34 En ter negender ure, riep Jezus met een grote stem, zeggende: ELOI, ELOI, LAMMA SABACHTANI, hetwelk is, overgezet zijnde: Mijn God, Mijn God, waarom hebt Gij Mij verlaten?

35 En sommigen van die daarbij stonden, dit horende, zeiden: Ziet, Hij roept Elias.

36 En er liep een, en vulde een spons met edik, en stak ze op een rietstok, en gaf Hem te drinken, zeggende: Houdt stil, laat ons zien, of Elias komt, om Hem af te nemen.

37 En Jezus, een grote stem van Zich gegeven hebbende, gaf den geest.

38 En het voorhangsel des tempels scheurde in tweeen, van boven tot beneden.

39 En de hoofdman over honderd, die daarbij tegenover Hem stond, ziende, dat Hij alzo roepende den geest gegeven had, zeide: Waarlijk, deze Mens was Gods Zoon!

40 En er waren ook vrouwen, van verre dit aanschouwende, onder welke ook was Maria Magdalena, en Maria, de moeder van Jakobus, den kleine, en van Joses, en Salome;

41 Welke ook, toen Hij in Galilea was, Hem waren gevolgd, en Hem gediend hadden; en vele andere vrouwen, die met Hem naar Jeruzalem opgekomen waren.

42 En als het nu avond was geworden, dewijl het de voorbereiding was, welke is de voorsabbat;

43 Kwam Jozef, die van Arimathea was, een eerlijk raadsheer, die ook zelf het Koninkrijk Gods was verwachtende, en zich verstoutende, ging hij in tot Pilatus, en begeerde het lichaam van Jezus.

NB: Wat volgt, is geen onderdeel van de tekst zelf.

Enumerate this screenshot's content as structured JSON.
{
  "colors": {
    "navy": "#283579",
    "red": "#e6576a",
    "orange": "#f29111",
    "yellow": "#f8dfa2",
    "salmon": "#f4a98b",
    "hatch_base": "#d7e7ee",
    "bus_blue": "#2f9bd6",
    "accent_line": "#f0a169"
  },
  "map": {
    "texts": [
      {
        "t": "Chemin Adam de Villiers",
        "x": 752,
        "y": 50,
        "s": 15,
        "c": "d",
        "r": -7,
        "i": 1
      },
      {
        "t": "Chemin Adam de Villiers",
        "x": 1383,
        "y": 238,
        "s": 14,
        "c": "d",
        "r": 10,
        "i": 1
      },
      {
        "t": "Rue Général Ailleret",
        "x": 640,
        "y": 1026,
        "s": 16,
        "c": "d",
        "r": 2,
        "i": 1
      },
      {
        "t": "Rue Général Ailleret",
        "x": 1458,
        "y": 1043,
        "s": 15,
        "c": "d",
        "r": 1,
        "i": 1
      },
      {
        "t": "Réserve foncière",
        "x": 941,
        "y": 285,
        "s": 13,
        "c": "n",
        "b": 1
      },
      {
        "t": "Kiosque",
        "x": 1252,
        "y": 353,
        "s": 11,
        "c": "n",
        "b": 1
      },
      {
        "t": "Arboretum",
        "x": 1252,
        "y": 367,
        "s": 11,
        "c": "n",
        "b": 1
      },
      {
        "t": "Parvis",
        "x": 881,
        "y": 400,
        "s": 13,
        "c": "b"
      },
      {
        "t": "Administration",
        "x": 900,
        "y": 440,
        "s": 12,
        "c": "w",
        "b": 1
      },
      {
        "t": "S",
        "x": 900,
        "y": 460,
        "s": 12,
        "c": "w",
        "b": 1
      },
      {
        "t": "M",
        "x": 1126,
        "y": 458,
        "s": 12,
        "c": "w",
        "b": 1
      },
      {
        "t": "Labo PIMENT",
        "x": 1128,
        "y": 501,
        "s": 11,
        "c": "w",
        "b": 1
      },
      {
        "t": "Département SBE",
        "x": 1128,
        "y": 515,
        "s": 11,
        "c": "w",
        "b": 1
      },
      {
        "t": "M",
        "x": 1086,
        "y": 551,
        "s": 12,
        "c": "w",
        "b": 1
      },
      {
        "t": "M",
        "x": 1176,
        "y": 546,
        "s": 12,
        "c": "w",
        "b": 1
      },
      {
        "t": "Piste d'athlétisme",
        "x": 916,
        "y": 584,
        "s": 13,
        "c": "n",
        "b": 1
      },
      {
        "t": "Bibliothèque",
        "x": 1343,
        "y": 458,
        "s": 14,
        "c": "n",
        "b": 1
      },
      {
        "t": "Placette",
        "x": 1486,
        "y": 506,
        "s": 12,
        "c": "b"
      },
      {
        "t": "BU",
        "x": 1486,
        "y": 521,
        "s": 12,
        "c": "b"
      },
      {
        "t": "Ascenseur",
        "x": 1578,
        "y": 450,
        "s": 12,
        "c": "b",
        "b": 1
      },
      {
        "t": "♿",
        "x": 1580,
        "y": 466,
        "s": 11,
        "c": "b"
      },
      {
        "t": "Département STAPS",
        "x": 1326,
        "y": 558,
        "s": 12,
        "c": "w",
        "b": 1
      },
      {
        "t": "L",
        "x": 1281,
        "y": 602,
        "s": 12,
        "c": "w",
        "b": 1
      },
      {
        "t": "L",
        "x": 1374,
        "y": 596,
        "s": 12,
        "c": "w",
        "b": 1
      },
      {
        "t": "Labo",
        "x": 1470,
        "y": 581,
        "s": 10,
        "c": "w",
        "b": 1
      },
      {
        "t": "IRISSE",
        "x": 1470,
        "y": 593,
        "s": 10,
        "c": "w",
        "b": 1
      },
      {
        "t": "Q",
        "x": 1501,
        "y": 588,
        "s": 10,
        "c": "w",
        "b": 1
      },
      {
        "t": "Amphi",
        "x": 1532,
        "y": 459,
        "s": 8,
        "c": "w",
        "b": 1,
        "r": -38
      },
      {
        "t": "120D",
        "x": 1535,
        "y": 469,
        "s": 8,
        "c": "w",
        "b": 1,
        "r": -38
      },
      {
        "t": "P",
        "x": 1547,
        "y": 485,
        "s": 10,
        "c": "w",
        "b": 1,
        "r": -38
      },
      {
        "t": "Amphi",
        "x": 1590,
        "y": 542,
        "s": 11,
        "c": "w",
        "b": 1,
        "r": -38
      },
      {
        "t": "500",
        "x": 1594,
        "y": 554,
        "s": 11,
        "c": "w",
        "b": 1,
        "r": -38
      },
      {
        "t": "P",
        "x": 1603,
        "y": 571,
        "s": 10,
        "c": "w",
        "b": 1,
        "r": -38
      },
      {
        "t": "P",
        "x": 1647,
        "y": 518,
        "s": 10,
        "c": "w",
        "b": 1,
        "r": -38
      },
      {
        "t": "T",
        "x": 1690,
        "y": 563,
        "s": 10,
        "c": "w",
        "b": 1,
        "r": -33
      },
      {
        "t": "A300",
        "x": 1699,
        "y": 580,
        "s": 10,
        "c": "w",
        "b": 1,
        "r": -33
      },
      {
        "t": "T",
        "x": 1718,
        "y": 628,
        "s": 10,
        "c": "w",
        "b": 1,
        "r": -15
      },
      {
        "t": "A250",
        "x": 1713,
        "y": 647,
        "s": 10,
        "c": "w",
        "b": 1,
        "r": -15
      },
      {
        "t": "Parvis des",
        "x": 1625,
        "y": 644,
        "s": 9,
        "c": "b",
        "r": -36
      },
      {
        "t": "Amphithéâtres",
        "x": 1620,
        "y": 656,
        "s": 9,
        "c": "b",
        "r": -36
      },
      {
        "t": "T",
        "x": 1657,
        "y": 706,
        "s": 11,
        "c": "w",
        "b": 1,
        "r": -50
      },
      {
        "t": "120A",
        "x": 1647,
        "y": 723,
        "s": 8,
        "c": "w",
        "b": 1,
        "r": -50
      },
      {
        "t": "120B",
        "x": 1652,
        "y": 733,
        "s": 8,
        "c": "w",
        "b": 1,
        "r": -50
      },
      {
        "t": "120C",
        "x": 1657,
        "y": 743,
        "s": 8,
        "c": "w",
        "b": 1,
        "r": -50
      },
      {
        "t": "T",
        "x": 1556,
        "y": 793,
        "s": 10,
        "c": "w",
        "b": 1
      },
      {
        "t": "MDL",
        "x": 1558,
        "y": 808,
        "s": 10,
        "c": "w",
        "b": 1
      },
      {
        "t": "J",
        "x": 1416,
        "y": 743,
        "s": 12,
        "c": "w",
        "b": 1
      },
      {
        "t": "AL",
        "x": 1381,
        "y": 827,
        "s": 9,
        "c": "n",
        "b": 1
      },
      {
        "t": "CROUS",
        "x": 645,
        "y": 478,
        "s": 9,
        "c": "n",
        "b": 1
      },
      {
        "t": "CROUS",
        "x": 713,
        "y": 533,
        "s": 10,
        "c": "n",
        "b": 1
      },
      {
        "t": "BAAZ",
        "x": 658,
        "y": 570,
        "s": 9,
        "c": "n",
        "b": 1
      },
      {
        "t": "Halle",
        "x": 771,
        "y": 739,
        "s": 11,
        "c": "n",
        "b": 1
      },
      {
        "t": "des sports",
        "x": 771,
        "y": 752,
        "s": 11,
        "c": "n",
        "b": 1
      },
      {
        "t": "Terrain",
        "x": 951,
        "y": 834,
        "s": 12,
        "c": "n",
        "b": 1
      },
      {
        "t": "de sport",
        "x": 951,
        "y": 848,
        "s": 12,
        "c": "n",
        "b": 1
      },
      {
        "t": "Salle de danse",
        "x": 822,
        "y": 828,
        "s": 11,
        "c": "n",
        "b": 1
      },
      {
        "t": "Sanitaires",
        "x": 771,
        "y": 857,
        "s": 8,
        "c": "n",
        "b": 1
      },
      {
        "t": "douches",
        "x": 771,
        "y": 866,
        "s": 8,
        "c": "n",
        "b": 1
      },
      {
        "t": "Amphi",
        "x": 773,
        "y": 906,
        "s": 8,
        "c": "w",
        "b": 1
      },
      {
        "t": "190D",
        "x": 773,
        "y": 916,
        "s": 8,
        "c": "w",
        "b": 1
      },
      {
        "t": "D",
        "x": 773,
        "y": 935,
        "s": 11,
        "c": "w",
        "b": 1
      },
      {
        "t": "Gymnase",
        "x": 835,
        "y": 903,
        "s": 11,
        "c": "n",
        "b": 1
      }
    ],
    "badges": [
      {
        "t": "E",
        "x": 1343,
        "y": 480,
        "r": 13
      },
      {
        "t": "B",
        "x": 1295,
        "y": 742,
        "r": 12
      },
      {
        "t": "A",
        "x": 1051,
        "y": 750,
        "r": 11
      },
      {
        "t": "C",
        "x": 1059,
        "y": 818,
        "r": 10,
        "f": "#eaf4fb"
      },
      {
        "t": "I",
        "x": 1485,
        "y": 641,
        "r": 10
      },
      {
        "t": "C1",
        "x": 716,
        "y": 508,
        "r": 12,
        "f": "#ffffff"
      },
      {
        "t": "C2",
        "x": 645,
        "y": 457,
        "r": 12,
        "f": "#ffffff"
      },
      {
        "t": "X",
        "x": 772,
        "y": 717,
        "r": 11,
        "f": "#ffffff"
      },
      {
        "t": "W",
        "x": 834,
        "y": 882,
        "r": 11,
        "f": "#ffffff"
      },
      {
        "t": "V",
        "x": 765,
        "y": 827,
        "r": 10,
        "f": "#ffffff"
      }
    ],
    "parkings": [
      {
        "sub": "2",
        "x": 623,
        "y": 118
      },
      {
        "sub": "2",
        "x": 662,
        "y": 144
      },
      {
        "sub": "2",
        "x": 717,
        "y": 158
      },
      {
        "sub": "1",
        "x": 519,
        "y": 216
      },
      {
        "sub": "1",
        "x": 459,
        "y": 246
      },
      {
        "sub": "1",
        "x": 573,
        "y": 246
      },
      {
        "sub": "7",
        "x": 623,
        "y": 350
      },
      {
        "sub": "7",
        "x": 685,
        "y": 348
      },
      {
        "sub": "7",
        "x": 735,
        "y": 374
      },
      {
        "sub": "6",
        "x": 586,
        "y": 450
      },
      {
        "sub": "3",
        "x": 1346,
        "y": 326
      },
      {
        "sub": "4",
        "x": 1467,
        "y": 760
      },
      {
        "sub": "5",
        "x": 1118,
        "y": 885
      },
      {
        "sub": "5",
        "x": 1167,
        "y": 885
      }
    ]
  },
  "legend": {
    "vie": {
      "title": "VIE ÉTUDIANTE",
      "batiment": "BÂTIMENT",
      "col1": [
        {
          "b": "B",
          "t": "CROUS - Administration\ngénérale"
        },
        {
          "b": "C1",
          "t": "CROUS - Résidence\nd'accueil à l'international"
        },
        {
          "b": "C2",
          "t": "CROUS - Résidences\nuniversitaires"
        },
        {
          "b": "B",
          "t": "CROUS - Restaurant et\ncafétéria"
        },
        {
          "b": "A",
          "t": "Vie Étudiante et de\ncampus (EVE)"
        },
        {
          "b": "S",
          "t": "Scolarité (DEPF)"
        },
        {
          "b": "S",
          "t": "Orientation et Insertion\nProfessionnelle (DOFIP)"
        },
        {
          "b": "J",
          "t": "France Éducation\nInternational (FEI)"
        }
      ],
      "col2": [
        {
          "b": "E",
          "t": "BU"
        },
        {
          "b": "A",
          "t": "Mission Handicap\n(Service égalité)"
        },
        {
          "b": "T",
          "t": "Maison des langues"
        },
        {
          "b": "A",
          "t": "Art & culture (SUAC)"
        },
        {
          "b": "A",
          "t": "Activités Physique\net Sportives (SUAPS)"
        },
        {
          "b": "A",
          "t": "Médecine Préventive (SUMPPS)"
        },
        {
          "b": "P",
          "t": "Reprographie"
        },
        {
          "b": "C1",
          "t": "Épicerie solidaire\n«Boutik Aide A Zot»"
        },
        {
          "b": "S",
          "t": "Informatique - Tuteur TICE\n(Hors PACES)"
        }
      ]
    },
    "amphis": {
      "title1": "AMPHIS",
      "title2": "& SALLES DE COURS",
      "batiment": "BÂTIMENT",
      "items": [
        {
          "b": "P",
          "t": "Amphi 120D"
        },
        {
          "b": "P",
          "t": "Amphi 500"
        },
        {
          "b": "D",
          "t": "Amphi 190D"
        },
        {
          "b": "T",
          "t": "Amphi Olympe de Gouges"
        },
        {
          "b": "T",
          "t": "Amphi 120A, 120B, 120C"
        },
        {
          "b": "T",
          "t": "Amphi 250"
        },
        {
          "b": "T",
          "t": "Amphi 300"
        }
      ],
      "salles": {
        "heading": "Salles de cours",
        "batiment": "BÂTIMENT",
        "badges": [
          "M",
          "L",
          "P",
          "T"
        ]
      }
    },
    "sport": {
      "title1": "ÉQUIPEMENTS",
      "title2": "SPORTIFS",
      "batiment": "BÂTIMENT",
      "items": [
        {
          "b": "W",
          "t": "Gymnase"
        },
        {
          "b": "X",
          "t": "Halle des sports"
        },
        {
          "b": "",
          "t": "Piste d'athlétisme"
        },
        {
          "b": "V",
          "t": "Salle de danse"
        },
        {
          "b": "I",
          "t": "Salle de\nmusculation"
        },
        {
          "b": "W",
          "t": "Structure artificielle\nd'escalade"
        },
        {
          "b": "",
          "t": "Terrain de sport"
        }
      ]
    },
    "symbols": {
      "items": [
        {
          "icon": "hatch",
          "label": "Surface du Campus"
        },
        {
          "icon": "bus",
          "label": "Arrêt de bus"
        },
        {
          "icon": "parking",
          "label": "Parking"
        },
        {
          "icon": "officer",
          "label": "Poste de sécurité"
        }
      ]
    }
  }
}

44 En Pilatus verwonderde zich, dat Hij alrede gestorven was; en den hoofdman over honderd tot zich geroepen hebbende, vraagde hem, of Hij lang gestorven was.

45 En als hij het van den hoofdman over honderd verstaan had, schonk hij Jozef het lichaam.

46 En hij kocht fijn lijnwaad, en Hem afgenomen hebbende, wond Hem in dat fijne lijnwaad, en legde Hem in een graf, hetwelk uit een steenrots gehouwen was; en hij wentelde een steen tegen de deur des grafs.

47 En Maria Magdalena, en Maria, de moeder van Joses, aanschouwden, waar Hij gelegd werd.